This morning the country is reading about a tragic shootout in the quiet suburban neighborhood of Watertown Massachusetts. From the New York Times:
The two suspects in the Boston Marathon bombings led police on a wild and deadly chase through the suburbs here early Friday morning that ended in the death of one of the suspects as well as a campus police officer; the other suspect remained at large while hundreds of police officers conduct a manhunt through Watertown, about five miles west of downtown Boston.
The scenario that played out late last night is exactly the type of situation the Obama administration has said qualifies for drone strikes. If the Boston Marathon suspects had been connected to al-Qaeda, would it have been OK to just drone them in Watertown, Massachusetts? According to the administration's supposed criteria for kill lists, the President could have ordered the suspects killed.
The Boston Marathon suspects easily met Attorney General Eric Holder's criteria to justify a drone strike ((1) “that U.S. Government has determined after a thorough and careful review that the individual poses an imminent threat of violent attack against the United States;” and (2) “capture is not feasible;”). Obama himself said killing a suspect with a drone is appropriate when “. . . a threat that is serious and not speculative. It has to be a situation in which we can't capture the individual before they move forward on some sort of operational plot against the United States.”

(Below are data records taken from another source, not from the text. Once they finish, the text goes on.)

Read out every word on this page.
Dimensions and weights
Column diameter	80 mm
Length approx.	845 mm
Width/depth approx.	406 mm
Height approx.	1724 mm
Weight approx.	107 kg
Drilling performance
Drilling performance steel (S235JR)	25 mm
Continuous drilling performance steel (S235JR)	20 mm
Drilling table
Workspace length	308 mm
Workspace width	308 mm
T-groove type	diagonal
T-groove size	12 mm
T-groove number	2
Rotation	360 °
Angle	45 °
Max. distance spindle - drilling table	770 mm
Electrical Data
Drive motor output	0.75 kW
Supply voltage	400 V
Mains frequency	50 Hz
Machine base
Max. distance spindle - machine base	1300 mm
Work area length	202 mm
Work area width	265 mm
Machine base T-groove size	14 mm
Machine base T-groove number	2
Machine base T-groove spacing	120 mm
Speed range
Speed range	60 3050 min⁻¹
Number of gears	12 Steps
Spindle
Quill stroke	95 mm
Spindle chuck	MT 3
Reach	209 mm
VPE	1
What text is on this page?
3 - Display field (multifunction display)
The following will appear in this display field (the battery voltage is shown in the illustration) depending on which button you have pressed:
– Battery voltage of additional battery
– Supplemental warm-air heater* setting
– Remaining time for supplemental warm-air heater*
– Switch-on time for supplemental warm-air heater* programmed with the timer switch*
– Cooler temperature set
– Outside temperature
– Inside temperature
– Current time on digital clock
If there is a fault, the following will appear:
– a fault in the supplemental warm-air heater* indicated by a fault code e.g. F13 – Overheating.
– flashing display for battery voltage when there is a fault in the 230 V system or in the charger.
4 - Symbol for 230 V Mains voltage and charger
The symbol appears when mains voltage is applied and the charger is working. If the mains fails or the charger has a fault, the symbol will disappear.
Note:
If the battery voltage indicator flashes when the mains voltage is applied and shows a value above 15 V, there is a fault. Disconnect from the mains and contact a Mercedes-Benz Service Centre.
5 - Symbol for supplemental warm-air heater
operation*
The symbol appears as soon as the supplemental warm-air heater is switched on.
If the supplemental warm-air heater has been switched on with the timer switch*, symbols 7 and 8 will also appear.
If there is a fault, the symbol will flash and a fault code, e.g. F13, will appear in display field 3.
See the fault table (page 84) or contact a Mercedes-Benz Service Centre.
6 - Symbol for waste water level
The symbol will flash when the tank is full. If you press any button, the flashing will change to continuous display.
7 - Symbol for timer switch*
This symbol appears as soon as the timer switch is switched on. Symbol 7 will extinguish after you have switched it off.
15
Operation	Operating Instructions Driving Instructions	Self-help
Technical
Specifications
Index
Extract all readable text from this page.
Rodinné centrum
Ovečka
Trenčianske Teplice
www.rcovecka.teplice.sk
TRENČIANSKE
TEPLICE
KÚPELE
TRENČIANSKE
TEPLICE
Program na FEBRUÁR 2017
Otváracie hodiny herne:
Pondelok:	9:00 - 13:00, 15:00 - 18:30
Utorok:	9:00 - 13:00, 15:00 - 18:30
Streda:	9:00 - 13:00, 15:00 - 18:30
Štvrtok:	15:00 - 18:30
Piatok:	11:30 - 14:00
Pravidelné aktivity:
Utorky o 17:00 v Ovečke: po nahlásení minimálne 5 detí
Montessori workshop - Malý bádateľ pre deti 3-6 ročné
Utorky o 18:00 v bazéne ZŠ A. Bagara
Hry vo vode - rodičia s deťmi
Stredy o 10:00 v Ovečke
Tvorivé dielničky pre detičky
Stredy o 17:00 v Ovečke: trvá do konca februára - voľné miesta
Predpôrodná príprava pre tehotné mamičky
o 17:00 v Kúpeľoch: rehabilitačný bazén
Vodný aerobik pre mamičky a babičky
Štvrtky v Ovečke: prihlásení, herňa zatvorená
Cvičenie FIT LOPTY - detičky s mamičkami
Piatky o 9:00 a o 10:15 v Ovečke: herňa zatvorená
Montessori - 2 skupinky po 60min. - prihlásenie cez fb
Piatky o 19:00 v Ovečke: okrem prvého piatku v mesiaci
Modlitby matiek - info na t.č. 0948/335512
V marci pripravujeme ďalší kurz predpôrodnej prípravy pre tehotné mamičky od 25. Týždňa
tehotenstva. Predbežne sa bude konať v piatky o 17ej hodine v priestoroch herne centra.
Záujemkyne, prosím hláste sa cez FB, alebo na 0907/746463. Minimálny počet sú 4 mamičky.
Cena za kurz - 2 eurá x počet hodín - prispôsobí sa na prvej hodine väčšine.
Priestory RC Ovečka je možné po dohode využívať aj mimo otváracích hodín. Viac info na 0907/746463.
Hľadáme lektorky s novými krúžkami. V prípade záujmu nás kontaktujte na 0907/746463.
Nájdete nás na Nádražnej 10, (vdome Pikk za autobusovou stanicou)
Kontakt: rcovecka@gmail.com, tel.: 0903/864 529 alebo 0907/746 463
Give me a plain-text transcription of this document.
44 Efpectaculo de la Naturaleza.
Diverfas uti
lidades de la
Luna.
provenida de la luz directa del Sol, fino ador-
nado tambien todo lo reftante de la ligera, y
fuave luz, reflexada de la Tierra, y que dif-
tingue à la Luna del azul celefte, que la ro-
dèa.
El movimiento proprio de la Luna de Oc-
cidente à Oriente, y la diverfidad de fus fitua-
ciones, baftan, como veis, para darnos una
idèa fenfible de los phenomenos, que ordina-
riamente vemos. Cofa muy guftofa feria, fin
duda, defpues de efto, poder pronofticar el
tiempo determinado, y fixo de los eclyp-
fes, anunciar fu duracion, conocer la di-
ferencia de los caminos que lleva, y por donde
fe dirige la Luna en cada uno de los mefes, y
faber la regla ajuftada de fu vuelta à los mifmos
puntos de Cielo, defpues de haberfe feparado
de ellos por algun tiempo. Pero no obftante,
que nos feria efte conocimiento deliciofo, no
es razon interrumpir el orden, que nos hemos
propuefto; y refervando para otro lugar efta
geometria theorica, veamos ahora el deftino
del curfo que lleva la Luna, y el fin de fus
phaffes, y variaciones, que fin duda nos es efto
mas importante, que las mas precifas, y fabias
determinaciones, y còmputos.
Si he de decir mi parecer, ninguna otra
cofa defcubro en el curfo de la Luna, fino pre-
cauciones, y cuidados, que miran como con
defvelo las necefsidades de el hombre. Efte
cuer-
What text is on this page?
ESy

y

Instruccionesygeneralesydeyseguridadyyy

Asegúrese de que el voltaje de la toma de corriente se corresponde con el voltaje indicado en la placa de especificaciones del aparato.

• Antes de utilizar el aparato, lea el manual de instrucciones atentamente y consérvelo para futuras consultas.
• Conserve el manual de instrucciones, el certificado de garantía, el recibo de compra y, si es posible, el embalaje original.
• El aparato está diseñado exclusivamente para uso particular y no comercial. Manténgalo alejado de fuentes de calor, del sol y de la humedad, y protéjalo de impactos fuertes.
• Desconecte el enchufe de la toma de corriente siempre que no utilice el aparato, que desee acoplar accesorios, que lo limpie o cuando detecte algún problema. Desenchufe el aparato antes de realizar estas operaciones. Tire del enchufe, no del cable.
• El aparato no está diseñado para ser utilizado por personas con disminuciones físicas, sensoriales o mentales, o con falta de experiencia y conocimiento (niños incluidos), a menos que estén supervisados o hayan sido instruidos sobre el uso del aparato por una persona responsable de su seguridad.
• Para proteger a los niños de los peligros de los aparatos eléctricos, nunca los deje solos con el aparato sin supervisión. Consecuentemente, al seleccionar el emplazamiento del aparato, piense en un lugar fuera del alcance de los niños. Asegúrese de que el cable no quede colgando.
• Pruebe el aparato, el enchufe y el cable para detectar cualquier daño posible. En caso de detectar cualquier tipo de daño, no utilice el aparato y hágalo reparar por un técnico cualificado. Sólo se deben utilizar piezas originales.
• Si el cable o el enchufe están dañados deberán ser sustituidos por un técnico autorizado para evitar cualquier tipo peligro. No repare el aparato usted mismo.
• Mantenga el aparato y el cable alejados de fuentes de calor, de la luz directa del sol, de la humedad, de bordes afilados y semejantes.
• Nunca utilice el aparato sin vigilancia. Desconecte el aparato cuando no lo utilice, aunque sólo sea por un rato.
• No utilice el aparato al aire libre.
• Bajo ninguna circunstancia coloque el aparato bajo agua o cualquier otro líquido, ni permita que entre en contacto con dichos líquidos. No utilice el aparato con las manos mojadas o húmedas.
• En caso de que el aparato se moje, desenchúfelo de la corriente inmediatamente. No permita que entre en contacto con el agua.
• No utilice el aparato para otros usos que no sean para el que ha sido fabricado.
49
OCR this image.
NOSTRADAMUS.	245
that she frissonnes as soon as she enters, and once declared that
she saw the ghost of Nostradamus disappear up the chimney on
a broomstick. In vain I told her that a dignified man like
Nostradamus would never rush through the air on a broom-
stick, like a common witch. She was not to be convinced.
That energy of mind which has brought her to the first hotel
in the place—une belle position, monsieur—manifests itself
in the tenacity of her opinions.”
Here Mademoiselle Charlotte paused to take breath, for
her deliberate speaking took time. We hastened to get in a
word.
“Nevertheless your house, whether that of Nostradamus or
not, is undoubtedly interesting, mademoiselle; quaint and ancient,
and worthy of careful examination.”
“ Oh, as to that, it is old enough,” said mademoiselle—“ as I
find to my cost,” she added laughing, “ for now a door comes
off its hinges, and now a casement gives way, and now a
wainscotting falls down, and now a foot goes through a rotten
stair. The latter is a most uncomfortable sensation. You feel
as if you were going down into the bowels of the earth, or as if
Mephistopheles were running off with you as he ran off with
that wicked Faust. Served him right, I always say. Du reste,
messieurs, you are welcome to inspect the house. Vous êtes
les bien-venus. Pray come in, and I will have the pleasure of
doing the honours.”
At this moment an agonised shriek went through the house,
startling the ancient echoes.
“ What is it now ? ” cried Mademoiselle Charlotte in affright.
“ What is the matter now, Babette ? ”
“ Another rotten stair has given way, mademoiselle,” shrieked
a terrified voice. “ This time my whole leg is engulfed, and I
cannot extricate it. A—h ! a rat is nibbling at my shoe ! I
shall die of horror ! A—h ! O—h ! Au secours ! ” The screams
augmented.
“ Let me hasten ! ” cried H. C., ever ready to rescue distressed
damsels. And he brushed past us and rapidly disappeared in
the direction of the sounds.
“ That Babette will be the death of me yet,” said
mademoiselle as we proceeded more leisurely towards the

The Boston Marathon suspects were obviously "operational." They had already attacked and had bombs and weapons with them. Capture certain seemed not feasible considering one suspect is dead and the other escaped. Other Americans have been droned for less, such as cleric Anwar Al-Awlaki's 16-year old son, who was not suspected of any crime, much less terrorism. Then there's al-Awlaki himself, who the administration claimed was "operational" only after they droned him. (There is convincing evidence to the contrary considering al-Awlaki was on the kill list long enough for the ACLU to bring a lawsuit to have him removed.) Regardless, the threat from the Boston Marathon suspects certainly appears more "imminent" than the threats from many of the 3000+ victims of American drone strikes.
Even Holder's reassurance to Senator Rand Paul that there would not be domestic drone strikes has a pretty gaping loophole that the Boston Marathon suspects fit through easily. Holder wrote Paul with an answer to one specific question "'Does the President have the authority to use a weaponized drone to kill an American not engaged in combat on American soil?' The answer to that question is no." (emphasis added). If the Boston Marathon suspects were not American (news reports said they had only been in the U.S. for about a year), and were "engaged in combat," there is nothing in the Obama administration's criteria that would prevent a drone strike in Watertown.
If people are comfortable droning Americans far from any battlefield based on the Obama administration's criteria, then they should be comfortable with a drone strike in Watertown, Massachusetts, and with all the collateral damage that would come with such a strike.